Artwork by some of the center's residents and residents of Fez's women's shelter.

The center itself is also suffering. Despite legal movement for increased care for women and children (the Moroccan family code, the Mudawana, was re-written in 2004 with increased attention to women’s rights), government funds are not readily available for charity centers. As we enter the home, we are told that our presence is the only consistency many of these have (the community service club visits the girls each week). The center has gone through numerous caretakers, cooks and teachers who leave once they realize the pay is almost non-existent. Some of the past directors have been just as cruel as the streets the girls have been removed from and have been twice as abusive (thankfully, this is currently no longer the case). While the center is set up to teach the girls real-world skills (think sewing, hairdressing, etc.), lack of teachers means that, at eighteen, many of these girls are being sent straight back onto the streets without skills or a means to survive. Often they leave straight into the open arms of a crowd of sex-hungry boys that congregate during the release of of-age girls from the center. The night before our visit, fourteen girls had actually run away from the home in desperation.

I’d be lying if I said I wasn’t totally overwhelmed after this briefing, totally in fear of what horror I’d witness beyond the threshold I was about to cross. Nevertheless, the doors opened and we entered the courtyard, the girls entered the courtyard, and somehow all was well. With the exception, maybe, of a pregnant belly, the girls seemed inherently normal. They shyly extended palms and cheeks for handshakes and hello kisses. They tugged on my blond hair, and giggled when someone made a face. The summer camp counselor in me kicked in, and in no time I had forgotten that these girls were an exception to the definition of “standard childhood,” and they in turn forgot that we were part of a much larger outside world.

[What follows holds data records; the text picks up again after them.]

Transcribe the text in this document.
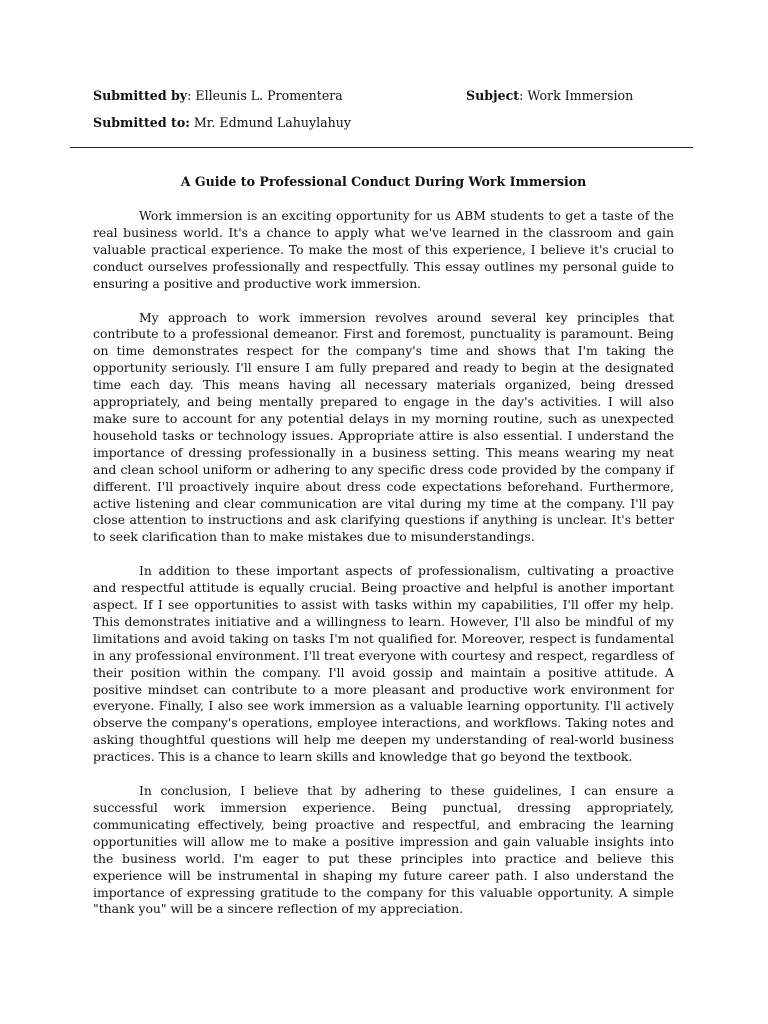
Submitted by: Elleunis L. Promentera	Subject: Work Immersion
Submitted to: Mr. Edmund Lahuylahuy
A Guide to Professional Conduct During Work Immersion

Work immersion is an exciting opportunity for us ABM students to get a taste of the real business world. It's a chance to apply what we've learned in the classroom and gain valuable practical experience. To make the most of this experience, I believe it's crucial to conduct ourselves professionally and respectfully. This essay outlines my personal guide to ensuring a positive and productive work immersion.

My approach to work immersion revolves around several key principles that contribute to a professional demeanor. First and foremost, punctuality is paramount. Being on time demonstrates respect for the company's time and shows that I'm taking the opportunity seriously. I'll ensure I am fully prepared and ready to begin at the designated time each day. This means having all necessary materials organized, being dressed appropriately, and being mentally prepared to engage in the day's activities. I will also make sure to account for any potential delays in my morning routine, such as unexpected household tasks or technology issues. Appropriate attire is also essential. I understand the importance of dressing professionally in a business setting. This means wearing my neat and clean school uniform or adhering to any specific dress code provided by the company if different. I'll proactively inquire about dress code expectations beforehand. Furthermore, active listening and clear communication are vital during my time at the company. I'll pay close attention to instructions and ask clarifying questions if anything is unclear. It's better to seek clarification than to make mistakes due to misunderstandings.

In addition to these important aspects of professionalism, cultivating a proactive and respectful attitude is equally crucial. Being proactive and helpful is another important aspect. If I see opportunities to assist with tasks within my capabilities, I'll offer my help. This demonstrates initiative and a willingness to learn. However, I'll also be mindful of my limitations and avoid taking on tasks I'm not qualified for. Moreover, respect is fundamental in any professional environment. I'll treat everyone with courtesy and respect, regardless of their position within the company. I'll avoid gossip and maintain a positive attitude. A positive mindset can contribute to a more pleasant and productive work environment for everyone. Finally, I also see work immersion as a valuable learning opportunity. I'll actively observe the company's operations, employee interactions, and workflows. Taking notes and asking thoughtful questions will help me deepen my understanding of real-world business practices. This is a chance to learn skills and knowledge that go beyond the textbook.

In conclusion, I believe that by adhering to these guidelines, I can ensure a successful work immersion experience. Being punctual, dressing appropriately, communicating effectively, being proactive and respectful, and embracing the learning opportunities will allow me to make a positive impression and gain valuable insights into the business world. I'm eager to put these principles into practice and believe this experience will be instrumental in shaping my future career path. I also understand the importance of expressing gratitude to the company for this valuable opportunity. A simple "thank you" will be a sincere reflection of my appreciation.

My original host sister, Sosun.

The hours flew. We played catch and learned names. We colored and drew pictures of sheep and castles. A rousing game of “Duck, Duck, Chicken” was the highlight of the afternoon – the Arabic word for “goose” evaded even the Moroccan natives – especially with Moroccan friends tripping on the concrete and young girls utterly confused about in which direction one should run and how many laps one should complete before sitting down again in who-knows-what-seat. The end of our time together gave rise to boos and even a few tears from one disheartened girl. Together, we had crossed borders of language and socioeconomic status and had become friends, of a sort. It was jarring to realize that while I was off to a photography exhibit and cross-cultural music festival hosted by my university, they were going to go back to a meager dinner and an early bedtime, probably on some cot in some dormitory, back to the uncertainties of their daily life.

It’s utterly cliché to say my troubling issues thus far in Fez fell into perspective, but that’s exactly what happened. I had to move homestays, yes, but I have a home and warm meals to return to each night. The wheel on my suitcase busted, yes, but it meant that I had enough belongings to fill a suitcase to a breaking point. I may be called after and verbally harassed on the streets, sure, but I’ll probably never get into too serious trouble (inshallah – God willing), because I happen to always be accompanied by some component of my TIME family. I will not face hunger, I have money to buy frivolous souvenirs, and I have an education and an excellent school with excellent opportunities to push me into an excellent career someday. Most especially, I am fortunate enough to be able to travel, see and really attempt to understand the complications of the world at large, encounter different types of people, and let them shape my views in my own life.

Not having that chance…that would be true suffering.